Sit Back and… Not So Relax
The thing about art is it’s everywhere. You see that billboard on the way to work? That’s design. Everything about your phone is also designed. Graffiti, magazines, articles—all of it involves art.
When it’s time to unwind, consider consuming media actively. Whenever you watch a movie, analyze it like MatPat of Film Theory. When you scroll through Instagram, take note of the techniques and style of the photographers you follow. By being an active audience, you can exercise your knowledge of these different art forms.
While you reconnect with your creativity, it’s crucial to remember that creativity is not the only thing that fuels art.

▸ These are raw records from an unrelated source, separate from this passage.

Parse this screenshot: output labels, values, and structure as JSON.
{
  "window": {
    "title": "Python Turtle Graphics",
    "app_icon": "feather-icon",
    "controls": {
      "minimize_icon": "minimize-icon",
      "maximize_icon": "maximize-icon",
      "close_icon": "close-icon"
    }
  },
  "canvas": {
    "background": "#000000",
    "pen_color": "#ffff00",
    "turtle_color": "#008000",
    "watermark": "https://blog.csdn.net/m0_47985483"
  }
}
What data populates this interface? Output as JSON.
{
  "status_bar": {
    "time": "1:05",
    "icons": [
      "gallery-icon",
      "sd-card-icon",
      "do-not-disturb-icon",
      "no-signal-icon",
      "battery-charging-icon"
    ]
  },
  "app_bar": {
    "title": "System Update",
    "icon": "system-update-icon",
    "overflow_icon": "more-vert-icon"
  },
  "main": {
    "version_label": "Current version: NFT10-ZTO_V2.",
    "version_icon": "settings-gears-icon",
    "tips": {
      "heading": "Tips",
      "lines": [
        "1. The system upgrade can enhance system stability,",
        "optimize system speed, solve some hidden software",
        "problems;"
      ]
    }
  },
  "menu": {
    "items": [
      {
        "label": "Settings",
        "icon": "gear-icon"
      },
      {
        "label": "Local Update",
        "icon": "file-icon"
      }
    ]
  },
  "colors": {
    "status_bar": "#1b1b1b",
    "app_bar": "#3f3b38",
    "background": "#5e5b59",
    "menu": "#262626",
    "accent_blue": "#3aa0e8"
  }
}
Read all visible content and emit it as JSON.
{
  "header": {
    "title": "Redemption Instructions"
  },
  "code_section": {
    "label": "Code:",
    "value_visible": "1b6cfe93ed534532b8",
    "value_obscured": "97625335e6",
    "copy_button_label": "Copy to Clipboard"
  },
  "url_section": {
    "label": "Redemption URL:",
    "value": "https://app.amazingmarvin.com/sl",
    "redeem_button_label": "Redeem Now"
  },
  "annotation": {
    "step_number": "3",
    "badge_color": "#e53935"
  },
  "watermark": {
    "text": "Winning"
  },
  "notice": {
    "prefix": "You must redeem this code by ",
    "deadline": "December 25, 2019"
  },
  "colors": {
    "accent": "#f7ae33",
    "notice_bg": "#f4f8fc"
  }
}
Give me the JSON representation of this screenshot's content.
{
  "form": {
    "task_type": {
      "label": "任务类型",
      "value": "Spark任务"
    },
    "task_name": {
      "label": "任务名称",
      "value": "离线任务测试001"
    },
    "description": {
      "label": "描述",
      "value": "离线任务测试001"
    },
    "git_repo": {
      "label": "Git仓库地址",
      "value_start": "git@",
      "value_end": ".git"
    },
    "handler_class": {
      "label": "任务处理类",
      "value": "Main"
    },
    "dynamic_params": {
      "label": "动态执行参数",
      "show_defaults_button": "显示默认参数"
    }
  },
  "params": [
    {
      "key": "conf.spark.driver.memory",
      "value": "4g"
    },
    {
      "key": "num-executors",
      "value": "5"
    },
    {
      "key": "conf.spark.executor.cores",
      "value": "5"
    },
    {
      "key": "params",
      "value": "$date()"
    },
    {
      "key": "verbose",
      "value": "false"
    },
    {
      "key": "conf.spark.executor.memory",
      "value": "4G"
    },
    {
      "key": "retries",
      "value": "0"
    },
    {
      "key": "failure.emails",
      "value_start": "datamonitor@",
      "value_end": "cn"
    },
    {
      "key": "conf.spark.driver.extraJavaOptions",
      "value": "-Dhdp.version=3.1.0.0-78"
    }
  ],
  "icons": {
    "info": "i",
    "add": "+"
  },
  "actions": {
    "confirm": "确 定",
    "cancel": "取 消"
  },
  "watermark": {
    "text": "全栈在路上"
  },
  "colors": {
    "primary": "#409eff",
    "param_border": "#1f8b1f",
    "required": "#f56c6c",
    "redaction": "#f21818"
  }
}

So much of art is the implementation—what will you do with creative ideas? This is why reconnecting with your knowledge of style, elements, and every other technicality is essential.
On the other hand, don’t worry about technicalities just yet. When you’re starting to break into your artistry, wreak havoc on the material. ‘Wreak havoc’ as in ‘do whatever you want.’ Throw whatever you know out the window. Let your hand be free. Whatever goes into your mind, write it or draw it.
During this process, ignorance is truly bliss. Sometimes, knowing every rule to art is constricting, especially with self-criticism in artists’ brains. Don’t worry about creating something bad because the goal here is to create—to get in touch with that side again.
Consider this as one of the few instances where you don’t have to worry about failing. No one’s life is on the line. You don’t have to think about numbers and perfect sketches. In here, there’s no data to collect and interpret. It’s just you and the material you’re trying to fill.
Start with Baby Steps
Maybe what’s making you feel bad is the thought that you used to read one novel a day, paint enough for a solo exhibition, or finish writing an album. Those might be the good old days, and it helps to focus on the present. That part of you is not completely gone. Maybe it’s just laying dormant, waiting for you to come back to it.
It doesn’t happen in a day, though. This is why taking it one step at a time is an important way to get there. You can doodle on the corners of your books, like what you did in elementary. You can scribble in your journal at the end of the day as if you were in high school. Whenever you find something interesting and pretty, please take a picture of it with your phone, whether it is sneaking creative time between breaks or really sitting on it; these small steps matter.
Part of taking baby steps is celebrating small victories. So, when you manage to do these little things, pat yourself on the back for doing one act of creativity today. As the days go by, be more consistent with creating something until your projects go bigger and bigger. Once you’ve let go enough, remember the technicalities so that you can apply them to your art. In no time, you’re back on track.